İnsanoğlunun Teknoloji İle İmtihanı 08.01.2018

Dr. Caner CERECİ 


“İnsanlar, teknolojinin yararına, teknolojik olabilirlikle oyun oynamaktan büyük haz alırlar.”

(George Basalla, Teknolojinin Evrimi, 1988)

“Şimdiye kadar icat edilebilecek her şey icat edilmiştir.”

(Charles Duell, ABD Patent Dairesi Yetkilisi, 1899)

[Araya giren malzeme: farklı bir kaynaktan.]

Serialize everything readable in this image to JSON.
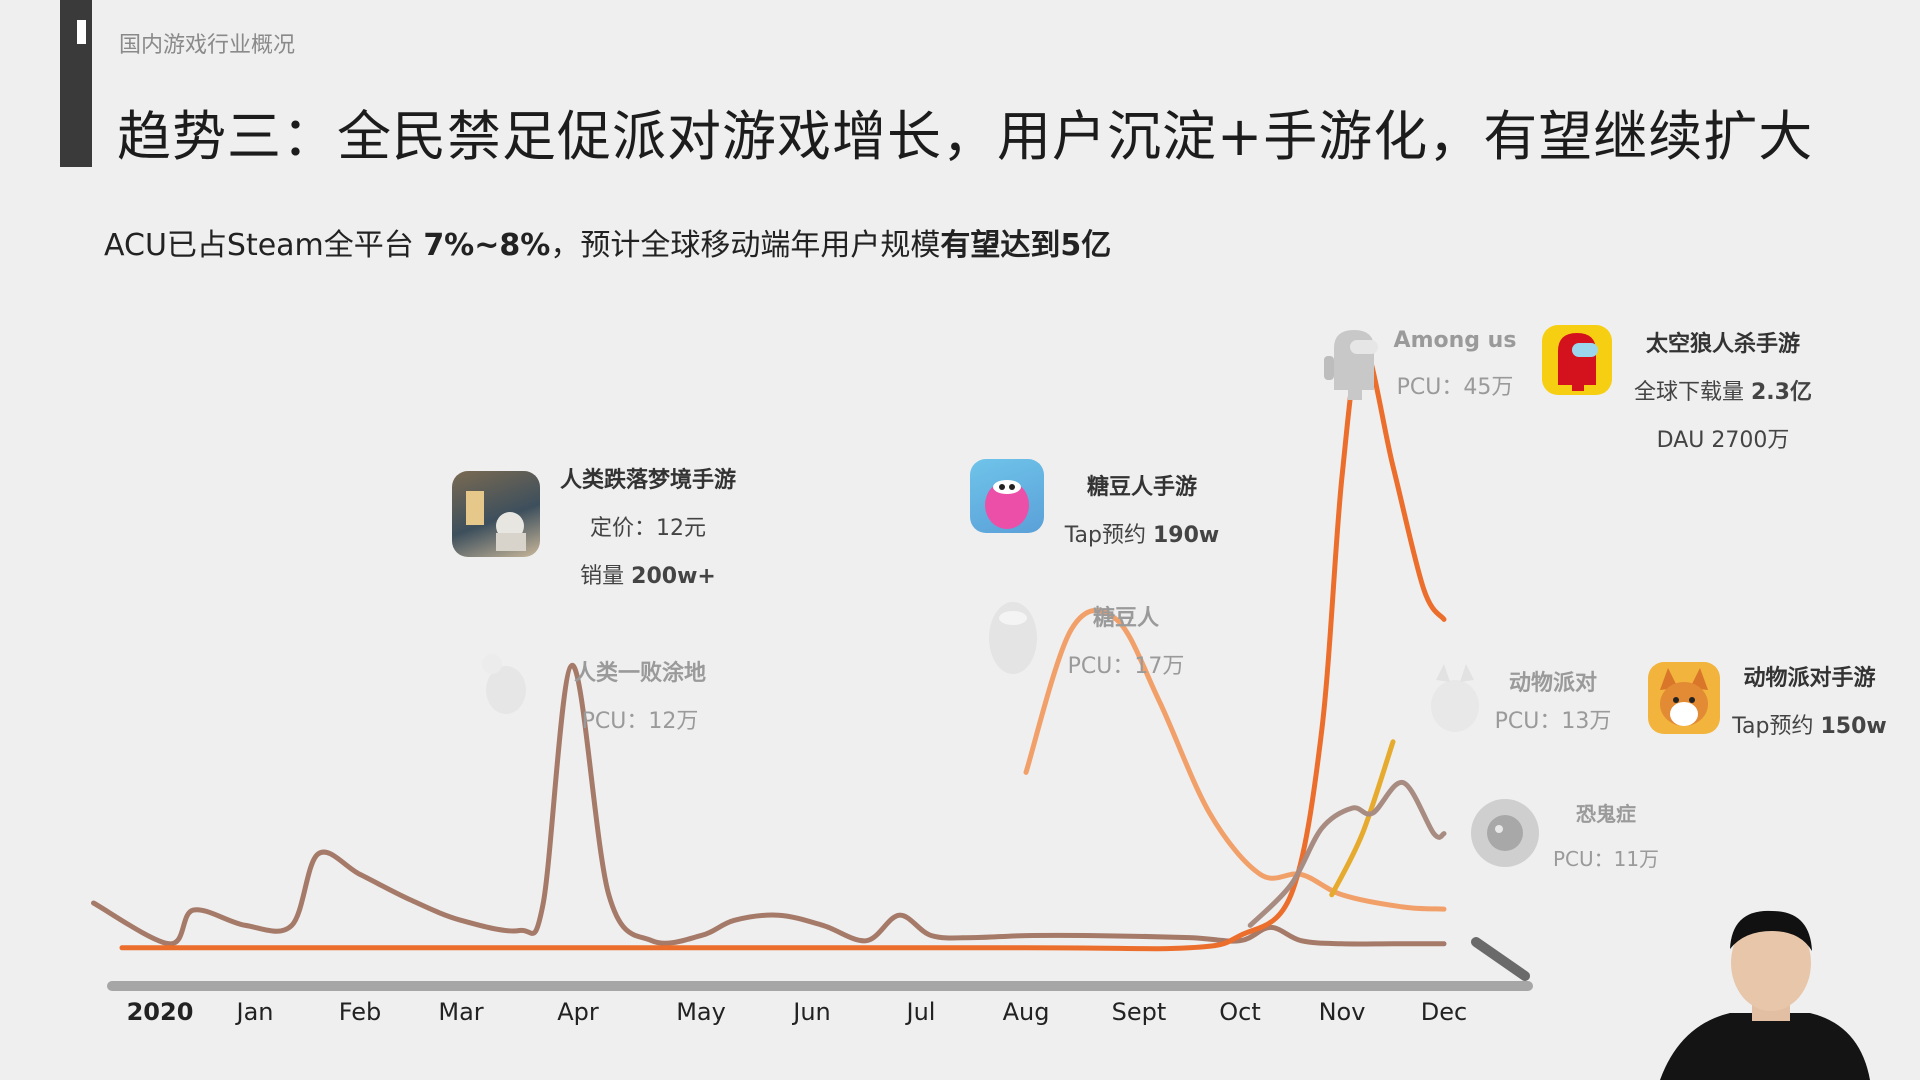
{
  "header": {
    "section": "国内游戏行业概况",
    "title": "趋势三：全民禁足促派对游戏增长，用户沉淀+手游化，有望继续扩大",
    "subtitle_prefix": "ACU已占Steam全平台 ",
    "subtitle_pct": "7%~8%",
    "subtitle_mid": "，预计全球移动端年用户规模",
    "subtitle_bold": "有望达到5亿"
  },
  "annotations": {
    "human_fall_mobile": {
      "name": "人类跌落梦境手游",
      "price": "定价：12元",
      "sales_prefix": "销量 ",
      "sales_value": "200w+"
    },
    "human_fall_pc": {
      "name": "人类一败涂地",
      "pcu": "PCU：12万"
    },
    "fall_guys_mobile": {
      "name": "糖豆人手游",
      "tap_prefix": "Tap预约 ",
      "tap_value": "190w"
    },
    "fall_guys_pc": {
      "name": "糖豆人",
      "pcu": "PCU：17万"
    },
    "among_us": {
      "name": "Among us",
      "pcu": "PCU：45万"
    },
    "among_us_mobile": {
      "name": "太空狼人杀手游",
      "downloads_prefix": "全球下载量 ",
      "downloads_value": "2.3亿",
      "dau": "DAU 2700万"
    },
    "party_animals": {
      "name": "动物派对",
      "pcu": "PCU：13万"
    },
    "party_animals_mobile": {
      "name": "动物派对手游",
      "tap_prefix": "Tap预约 ",
      "tap_value": "150w"
    },
    "phasmophobia": {
      "name": "恐鬼症",
      "pcu": "PCU：11万"
    }
  },
  "chart_data": {
    "type": "line",
    "title": "",
    "x": [
      "2020",
      "Jan",
      "Feb",
      "Mar",
      "Apr",
      "May",
      "Jun",
      "Jul",
      "Aug",
      "Sept",
      "Oct",
      "Nov",
      "Dec"
    ],
    "xlabel": "",
    "ylabel": "",
    "grid": false,
    "legend": "none",
    "colors": {
      "human_fall_flat": "#a57a69",
      "fall_guys": "#f2a06a",
      "among_us": "#ec6e2c",
      "party_animals": "#e6ab2e",
      "phasmophobia": "#a88c82",
      "axis": "#999999"
    },
    "series": [
      {
        "key": "human_fall_flat",
        "points": [
          [
            -0.7,
            5.2
          ],
          [
            0.1,
            1.2
          ],
          [
            0.35,
            4.5
          ],
          [
            0.9,
            3.0
          ],
          [
            1.35,
            3.0
          ],
          [
            1.6,
            10.0
          ],
          [
            2.0,
            8.0
          ],
          [
            2.5,
            5.5
          ],
          [
            3.0,
            3.5
          ],
          [
            3.5,
            2.5
          ],
          [
            3.7,
            5.0
          ],
          [
            3.95,
            28.5
          ],
          [
            4.25,
            6.0
          ],
          [
            4.6,
            1.5
          ],
          [
            5.0,
            2.0
          ],
          [
            5.3,
            3.5
          ],
          [
            5.7,
            4.0
          ],
          [
            6.1,
            3.0
          ],
          [
            6.5,
            1.5
          ],
          [
            6.8,
            4.0
          ],
          [
            7.1,
            2.0
          ],
          [
            7.5,
            1.8
          ],
          [
            8.0,
            2.0
          ],
          [
            8.6,
            2.0
          ],
          [
            9.5,
            1.8
          ],
          [
            10.0,
            1.5
          ],
          [
            10.3,
            2.8
          ],
          [
            10.6,
            1.5
          ],
          [
            11.0,
            1.2
          ],
          [
            11.5,
            1.2
          ],
          [
            12.0,
            1.2
          ]
        ]
      },
      {
        "key": "fall_guys",
        "points": [
          [
            8.0,
            18.0
          ],
          [
            8.4,
            32.0
          ],
          [
            8.8,
            33.0
          ],
          [
            9.2,
            25.0
          ],
          [
            9.7,
            14.0
          ],
          [
            10.2,
            8.0
          ],
          [
            10.6,
            8.0
          ],
          [
            11.0,
            6.0
          ],
          [
            11.6,
            4.8
          ],
          [
            12.0,
            4.6
          ]
        ]
      },
      {
        "key": "among_us",
        "points": [
          [
            -0.4,
            0.8
          ],
          [
            4.0,
            0.8
          ],
          [
            8.0,
            0.8
          ],
          [
            9.5,
            0.8
          ],
          [
            10.0,
            2.0
          ],
          [
            10.5,
            6.0
          ],
          [
            10.8,
            22.0
          ],
          [
            11.0,
            47.0
          ],
          [
            11.2,
            60.0
          ],
          [
            11.5,
            48.0
          ],
          [
            11.8,
            36.0
          ],
          [
            12.0,
            33.0
          ]
        ]
      },
      {
        "key": "party_animals",
        "points": [
          [
            10.9,
            6.0
          ],
          [
            11.2,
            12.0
          ],
          [
            11.5,
            21.0
          ]
        ]
      },
      {
        "key": "phasmophobia",
        "points": [
          [
            10.1,
            3.0
          ],
          [
            10.5,
            7.0
          ],
          [
            10.8,
            12.5
          ],
          [
            11.1,
            14.5
          ],
          [
            11.3,
            14.0
          ],
          [
            11.6,
            17.0
          ],
          [
            11.9,
            12.0
          ],
          [
            12.0,
            12.0
          ]
        ]
      }
    ]
  }
}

            Yukarıdaki gülümseten gafın aksine, işlerimizi daha pratik yapmak amaçlı binlerce yıllık çaba, birikimsel bilginin ışığında tahmin edebileceğimizden bile karmaşık bir gelecek vadediyor. Tekerlekle başlayan donanımsal macera, taş değirmenlerden, matbaaya ve ağır sanayiye kadar uzanırken; 20. YY’nin ortalarında üretilen ilk yazılımla birlikte her şeyin sanal olarak da kıymet bulduğu bir hale dönüşmüştür. Önceleri, bilimsel bilgi teknolojiyi yönetir ve geliştirirken, bugün süreç karşılıklı bir hal almıştır. Artık yeni teknolojiler, bilimi yönlendirmekte, dönüştürmekte ve kendi güdümüne sokmaktadır. Bundan böyle her meslek, her uğraş alanı teknolojiden yararlanmaya mecbur görünmektedir. Dahası neredeyse çevremizdeki tüm etkinlikler teknoloji ile iç içe tasarlanıp geliştirilmektedir. Bunun yanı sıra, sosyal medya, kişisel tasarımlar, bloglar, 3D yazıcılar vb. sayesinde uzun bir süredir bu teknolojik devinime sıradan insanlar da önemli katkılar sağlamaktadır. Eskiden olduğu gibi teknolojik gelişmenin sadece büyük firmalarca ve üreticilerce belirlenmesi ve sürdürülmesi de son yıllarda söz konusu değildir. Artık her tür kişisel girişimin olmazsa olmazı teknolojidir ve e-ticaretin en geç 2030larda tüm ticari etkinliklerden daha fazla tercih edileceği öngörülmektedir.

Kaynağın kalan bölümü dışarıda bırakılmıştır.